If you’ve followed this blog for any length of time, you know I stay away from controversy. I don’t like stirring the pot, rocking the boat, or anything else resulting in an overuse of too many cliches. But in light of what happened in Toronto and Colorado last week, I have to say something about a painfully overused phrase.

Several survivors were interviewed after both shootings and it was heart-wrenching to hear their stories. No one understands what they were subjected to unless they were there; I know that. My heart goes out to these people; but I am disturbed by the comments expressed several times during the interviews, then repeated over and over again on the news. In fact, these are the same cliches I’ve heard all my life in the aftermath of a horrendous tragedies.

“God saved us.”
“God kept me safe.”
“My guardian angel was looking out for me.”
“I’m alive because God blessed me.”

The opposite of blessed is unblessed. In the dictionary it says: not made holy; not consecrated.

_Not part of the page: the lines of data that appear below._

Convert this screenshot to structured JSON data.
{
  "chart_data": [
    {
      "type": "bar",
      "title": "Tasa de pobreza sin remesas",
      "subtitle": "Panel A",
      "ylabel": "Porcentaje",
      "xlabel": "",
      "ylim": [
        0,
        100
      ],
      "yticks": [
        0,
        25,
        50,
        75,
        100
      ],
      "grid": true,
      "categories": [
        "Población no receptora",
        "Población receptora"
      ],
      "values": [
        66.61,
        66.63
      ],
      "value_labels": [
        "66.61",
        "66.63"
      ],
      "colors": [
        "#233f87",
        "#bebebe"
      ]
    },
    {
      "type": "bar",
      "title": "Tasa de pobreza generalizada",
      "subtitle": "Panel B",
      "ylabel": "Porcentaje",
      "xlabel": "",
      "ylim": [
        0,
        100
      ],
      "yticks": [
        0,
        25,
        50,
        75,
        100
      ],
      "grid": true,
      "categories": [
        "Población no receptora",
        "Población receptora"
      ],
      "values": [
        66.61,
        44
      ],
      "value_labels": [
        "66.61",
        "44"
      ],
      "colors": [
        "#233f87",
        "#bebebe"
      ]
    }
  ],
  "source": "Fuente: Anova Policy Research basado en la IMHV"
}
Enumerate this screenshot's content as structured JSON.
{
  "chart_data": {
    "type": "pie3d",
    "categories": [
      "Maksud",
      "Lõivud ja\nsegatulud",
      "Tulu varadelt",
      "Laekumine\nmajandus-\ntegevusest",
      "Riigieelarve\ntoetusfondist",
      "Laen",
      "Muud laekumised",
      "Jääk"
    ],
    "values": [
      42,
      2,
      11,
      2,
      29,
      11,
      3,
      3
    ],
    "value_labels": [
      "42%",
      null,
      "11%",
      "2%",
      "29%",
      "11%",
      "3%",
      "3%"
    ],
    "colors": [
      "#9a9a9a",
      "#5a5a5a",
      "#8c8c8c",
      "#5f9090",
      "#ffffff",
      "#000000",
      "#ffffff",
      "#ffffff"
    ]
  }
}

I don’t believe for one moment that these people realize what they’re saying. I’ve heard these statements for too many years to think otherwise. I know they don’t believe the victims deserved to die.

As a writer, I need to take special care when choosing words. As a person, I’m curious as to why no one has ever publicly denounced the use of these cliche statements. Every time I hear someone say I’m alive because God Blessed me, it feels as if the words are spears stabbing me in the heart, telling me that my children died because they weren’t blessed, nor did they have guardian angels looking out for them. They’re dead because God didn’t care to save them.

I don’t believe that. But for an instant when I hear these words, the thought does cross my mind that God only saves the blessed.

If you and my child are involved in an accident and you live and he doesn’t, I don’t believe you’re blessed and he’s not. Who’s to say how blessed death is. I don’t know. All I’m certain of is it wasn’t your time.